By default, the top command will run forever when started. It will update the screen regularly too. If you want to exit from the top command screen after a specified refresh count you can use the -n option with the number of the refresh count. In the following example, the top command will exit after 5 refreshes.

$ top -n 5

Display Specific User Processes

By default, the top command will list processes about all users. But if you want to list the processes of the specific user you can use the -u option and username. In the following example, the user named ismail processes will be listed.

$ top -u ismail

Change Text Color

The top command interface uses white and black in general. Or the background color set according to the bash and terminal configuration. But you can change these default colors by using the z key while the top command is running.
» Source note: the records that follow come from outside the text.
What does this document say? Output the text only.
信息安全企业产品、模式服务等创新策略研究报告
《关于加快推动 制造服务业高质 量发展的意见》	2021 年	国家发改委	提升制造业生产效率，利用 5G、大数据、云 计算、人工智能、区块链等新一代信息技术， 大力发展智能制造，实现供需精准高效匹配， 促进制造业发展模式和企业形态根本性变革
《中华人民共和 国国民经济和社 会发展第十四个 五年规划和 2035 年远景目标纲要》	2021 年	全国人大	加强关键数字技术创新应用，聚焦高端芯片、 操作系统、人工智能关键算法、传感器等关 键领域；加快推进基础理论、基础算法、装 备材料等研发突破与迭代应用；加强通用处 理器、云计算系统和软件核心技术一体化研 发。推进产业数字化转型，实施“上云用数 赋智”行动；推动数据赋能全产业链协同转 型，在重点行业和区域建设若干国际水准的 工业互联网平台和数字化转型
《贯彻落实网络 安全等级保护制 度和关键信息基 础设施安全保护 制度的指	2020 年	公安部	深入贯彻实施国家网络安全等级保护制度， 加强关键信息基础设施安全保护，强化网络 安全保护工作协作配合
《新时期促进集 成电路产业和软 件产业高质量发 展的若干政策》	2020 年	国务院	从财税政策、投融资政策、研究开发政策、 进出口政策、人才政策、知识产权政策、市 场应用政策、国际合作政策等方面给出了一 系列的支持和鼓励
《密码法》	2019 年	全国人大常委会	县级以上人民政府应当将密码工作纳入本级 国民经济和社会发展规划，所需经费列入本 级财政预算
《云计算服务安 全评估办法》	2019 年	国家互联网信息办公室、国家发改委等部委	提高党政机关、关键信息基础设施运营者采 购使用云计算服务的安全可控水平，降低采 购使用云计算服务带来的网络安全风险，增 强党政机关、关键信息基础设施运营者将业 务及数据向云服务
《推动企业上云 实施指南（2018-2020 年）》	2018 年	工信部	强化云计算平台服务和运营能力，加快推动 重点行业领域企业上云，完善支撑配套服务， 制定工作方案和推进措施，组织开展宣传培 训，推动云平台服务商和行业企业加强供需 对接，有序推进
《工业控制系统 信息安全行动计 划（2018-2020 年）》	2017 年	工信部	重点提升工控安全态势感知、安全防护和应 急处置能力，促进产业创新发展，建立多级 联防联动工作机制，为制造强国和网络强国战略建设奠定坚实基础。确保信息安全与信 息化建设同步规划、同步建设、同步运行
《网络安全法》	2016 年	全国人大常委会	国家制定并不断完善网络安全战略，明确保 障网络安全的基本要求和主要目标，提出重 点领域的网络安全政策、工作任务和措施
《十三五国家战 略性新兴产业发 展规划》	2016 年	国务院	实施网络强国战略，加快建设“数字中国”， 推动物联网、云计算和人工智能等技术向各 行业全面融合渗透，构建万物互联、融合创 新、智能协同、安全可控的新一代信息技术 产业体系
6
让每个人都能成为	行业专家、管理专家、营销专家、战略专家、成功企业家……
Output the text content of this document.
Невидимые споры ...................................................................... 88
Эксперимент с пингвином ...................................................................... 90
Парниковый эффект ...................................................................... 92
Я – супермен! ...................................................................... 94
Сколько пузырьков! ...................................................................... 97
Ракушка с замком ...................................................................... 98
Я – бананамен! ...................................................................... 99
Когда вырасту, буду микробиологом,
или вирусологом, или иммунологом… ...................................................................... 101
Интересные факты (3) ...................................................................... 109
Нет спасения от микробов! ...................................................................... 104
This will change the color into red.

z
Change Text Color

Show Absolute Paths of Binaries or Executables

The top command displays the process name just with the executable file name. If you need to list the absolute or complete path of the binary or executable file you can use the c key while the top command is running.

c
Show Absolute Paths of Binaries or Executables

Kill Running Process

The top command provides the ability to kill process by providing its PID or process ID. While the top command is running press the k key and provide the process ID which is 12823 in this example.

k
Kill Running Process

Set Update Interval For top Command

By default top command updates the screen and information with 1 second interval which can be a short interval for some cases. You can change the update interval by using the -d option and providing the seconds as parameter. In the following example we will set the top command update interval as 5 seconds which will be more reliable.

$ top -d 5

Exit/Quit From Top Command Interactive Screen

When the top command is executed it will run forever unless a refresh count is not specified or exited. You can exit from the top interactive screen by using the q key.